2084 Das Ende der Welt
Boualem Sansal
In einem Sanatorium in den Bergen Abistans, am Rand der Welt, leben von der Gesellschaft ausgestoßene Tuberkulosekranke unter äußerst prekären Verhältnissen und warten auf ihr baldiges Ende, oder, in den selteneren Fällen, auf ihre Heilung und Entlassung. Ati ist einer von Ihnen und bevor er erkrankte war er ein gläubiger, oder besser, ergebener Untertan der abistanischen Theokratie. Die hoffnungslose Situation im Sanatorium, die entwürdigende Behandlung und die Abgeschiedenheit des unwirtlichen Ortes lassen Ati an den Dogmen der absolutistischen, religiös fundamentalistischen Diktatur Abistans zweifeln. Und dieser Zweifel verschwindet auch nicht nach seiner Heilung und der glücklichen Rückkehr nach Quodsabat, seiner Heimat. Obwohl als eine Art Held gefeiert, als einer der in der Fremde war, findet er nur oberflächlich zurück in seine alte Welt. Sein unreflektierter Glaube ist unwiderruflich verloren. Der Fanatiker, der er vorher war, ist tot und die finstere Begeisterung verschwunden, die ihn früher jede Art von Untat und jeden Verrat, als Werkzeug des staatlichen Unterdrückungsapparates, begehen ließ. Nun beginnt Atis Weg im Widerstreit zur Diktatur.

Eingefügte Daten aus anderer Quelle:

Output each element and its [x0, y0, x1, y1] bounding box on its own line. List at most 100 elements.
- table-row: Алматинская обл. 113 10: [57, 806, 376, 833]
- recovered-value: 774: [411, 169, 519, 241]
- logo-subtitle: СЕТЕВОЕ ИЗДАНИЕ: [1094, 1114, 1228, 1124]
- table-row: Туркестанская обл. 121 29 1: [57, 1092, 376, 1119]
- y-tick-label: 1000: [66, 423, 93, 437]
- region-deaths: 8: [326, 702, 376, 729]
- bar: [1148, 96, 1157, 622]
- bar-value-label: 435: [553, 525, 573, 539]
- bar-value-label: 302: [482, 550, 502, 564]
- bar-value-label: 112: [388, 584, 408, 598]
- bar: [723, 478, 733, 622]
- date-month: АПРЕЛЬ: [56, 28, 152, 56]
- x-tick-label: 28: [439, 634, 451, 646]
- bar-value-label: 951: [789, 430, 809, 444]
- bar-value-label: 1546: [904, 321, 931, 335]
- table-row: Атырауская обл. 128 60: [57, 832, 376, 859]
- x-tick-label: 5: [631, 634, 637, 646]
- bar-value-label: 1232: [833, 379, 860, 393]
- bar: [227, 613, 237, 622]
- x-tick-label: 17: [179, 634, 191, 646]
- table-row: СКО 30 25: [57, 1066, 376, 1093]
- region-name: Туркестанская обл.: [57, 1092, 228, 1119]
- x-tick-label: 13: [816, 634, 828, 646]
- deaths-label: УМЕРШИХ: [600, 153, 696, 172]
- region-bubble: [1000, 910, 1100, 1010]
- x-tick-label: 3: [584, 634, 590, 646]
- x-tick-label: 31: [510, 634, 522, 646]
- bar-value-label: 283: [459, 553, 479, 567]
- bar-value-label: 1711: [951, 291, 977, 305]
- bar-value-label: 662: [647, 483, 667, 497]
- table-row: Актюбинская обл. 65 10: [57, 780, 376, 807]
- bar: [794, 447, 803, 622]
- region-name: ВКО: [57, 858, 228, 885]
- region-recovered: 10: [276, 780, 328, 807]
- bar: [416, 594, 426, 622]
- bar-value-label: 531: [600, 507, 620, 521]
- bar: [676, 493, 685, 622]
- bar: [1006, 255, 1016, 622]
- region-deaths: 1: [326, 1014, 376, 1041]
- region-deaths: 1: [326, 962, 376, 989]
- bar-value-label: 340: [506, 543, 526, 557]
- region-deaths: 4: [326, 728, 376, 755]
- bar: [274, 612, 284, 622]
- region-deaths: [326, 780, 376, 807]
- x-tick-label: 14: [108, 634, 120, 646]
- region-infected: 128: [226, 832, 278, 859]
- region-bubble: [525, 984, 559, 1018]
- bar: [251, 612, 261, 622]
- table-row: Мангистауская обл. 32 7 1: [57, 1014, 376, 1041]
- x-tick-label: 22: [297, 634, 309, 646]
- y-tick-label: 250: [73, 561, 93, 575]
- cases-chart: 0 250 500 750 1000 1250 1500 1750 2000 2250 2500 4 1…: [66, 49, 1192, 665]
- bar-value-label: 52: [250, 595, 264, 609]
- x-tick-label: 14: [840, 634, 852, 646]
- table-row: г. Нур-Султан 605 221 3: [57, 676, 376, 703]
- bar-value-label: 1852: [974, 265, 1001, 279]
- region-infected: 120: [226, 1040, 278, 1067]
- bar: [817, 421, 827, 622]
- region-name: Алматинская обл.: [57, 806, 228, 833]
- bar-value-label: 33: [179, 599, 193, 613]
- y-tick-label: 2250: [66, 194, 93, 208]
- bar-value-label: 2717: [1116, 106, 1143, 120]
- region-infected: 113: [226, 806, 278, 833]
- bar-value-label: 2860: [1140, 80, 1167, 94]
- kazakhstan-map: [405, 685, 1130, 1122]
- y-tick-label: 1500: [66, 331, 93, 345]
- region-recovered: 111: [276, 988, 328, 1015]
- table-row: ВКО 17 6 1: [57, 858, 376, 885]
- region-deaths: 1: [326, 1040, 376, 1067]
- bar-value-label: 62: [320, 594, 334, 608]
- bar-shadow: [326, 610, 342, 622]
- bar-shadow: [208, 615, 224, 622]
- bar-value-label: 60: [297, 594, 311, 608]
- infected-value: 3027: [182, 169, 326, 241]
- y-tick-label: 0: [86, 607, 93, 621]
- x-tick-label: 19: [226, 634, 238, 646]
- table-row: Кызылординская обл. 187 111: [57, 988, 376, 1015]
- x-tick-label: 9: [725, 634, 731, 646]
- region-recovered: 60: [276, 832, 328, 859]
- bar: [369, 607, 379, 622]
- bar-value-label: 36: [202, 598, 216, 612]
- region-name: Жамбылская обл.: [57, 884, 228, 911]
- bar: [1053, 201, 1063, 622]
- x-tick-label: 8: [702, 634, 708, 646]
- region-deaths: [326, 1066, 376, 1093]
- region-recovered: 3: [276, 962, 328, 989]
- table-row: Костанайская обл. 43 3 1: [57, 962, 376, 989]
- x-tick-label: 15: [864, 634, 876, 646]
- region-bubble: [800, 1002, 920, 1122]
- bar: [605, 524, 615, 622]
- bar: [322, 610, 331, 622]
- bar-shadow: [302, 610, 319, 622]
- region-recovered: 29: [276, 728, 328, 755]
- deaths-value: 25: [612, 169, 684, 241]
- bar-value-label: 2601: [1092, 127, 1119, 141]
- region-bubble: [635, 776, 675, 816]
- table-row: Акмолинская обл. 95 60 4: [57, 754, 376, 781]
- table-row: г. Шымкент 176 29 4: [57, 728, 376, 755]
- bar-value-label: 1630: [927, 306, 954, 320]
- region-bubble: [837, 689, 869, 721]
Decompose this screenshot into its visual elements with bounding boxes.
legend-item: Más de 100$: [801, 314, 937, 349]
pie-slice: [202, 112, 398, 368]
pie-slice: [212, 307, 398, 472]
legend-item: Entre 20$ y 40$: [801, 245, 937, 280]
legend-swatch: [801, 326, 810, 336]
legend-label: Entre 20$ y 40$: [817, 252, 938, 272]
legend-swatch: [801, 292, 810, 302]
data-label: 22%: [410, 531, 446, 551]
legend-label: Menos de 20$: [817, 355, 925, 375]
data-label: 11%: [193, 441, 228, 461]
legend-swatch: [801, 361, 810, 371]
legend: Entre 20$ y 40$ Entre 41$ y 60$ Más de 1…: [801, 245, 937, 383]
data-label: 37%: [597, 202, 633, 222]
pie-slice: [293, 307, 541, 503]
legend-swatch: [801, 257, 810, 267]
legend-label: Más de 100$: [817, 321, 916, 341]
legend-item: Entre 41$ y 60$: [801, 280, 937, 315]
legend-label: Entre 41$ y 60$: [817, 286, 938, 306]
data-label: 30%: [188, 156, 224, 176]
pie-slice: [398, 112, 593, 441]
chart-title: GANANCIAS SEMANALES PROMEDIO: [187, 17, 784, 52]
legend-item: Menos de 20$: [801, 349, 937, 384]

Erziehung zur Unterwerfung, nicht religiöser Glaube, bestimmen den Kern der abistanischen Theokratie. Der Glaube ist hier immer nur ein Vehikel der Macht, bestätigt durch die Aussage im Roman, dass Glaube Frevel sei und nur Unterordnung und Gehorsam das ist, was oft im Fundamentalismus mit Glauben verwechselt wird. Der Glaube ist in diesem Sinn der Feind und im Glauben steckt der Unglauben durch den Moment des Zweifels.
Ein Element der Bedrohlichkeit in dieser Geschichte besteht darin, dass es keinen Gegenentwurf gibt, der den Menschen den Mut zur Revolte offen hält. Noch bedrückender ist nur die Wirklichkeit, wie jene der iranischen, afghanischen, russischen, syrischen, chinesischen und vieler anderen Oppositionellen, die für Freiheit und Gleichheit und Solidarität kämpfen.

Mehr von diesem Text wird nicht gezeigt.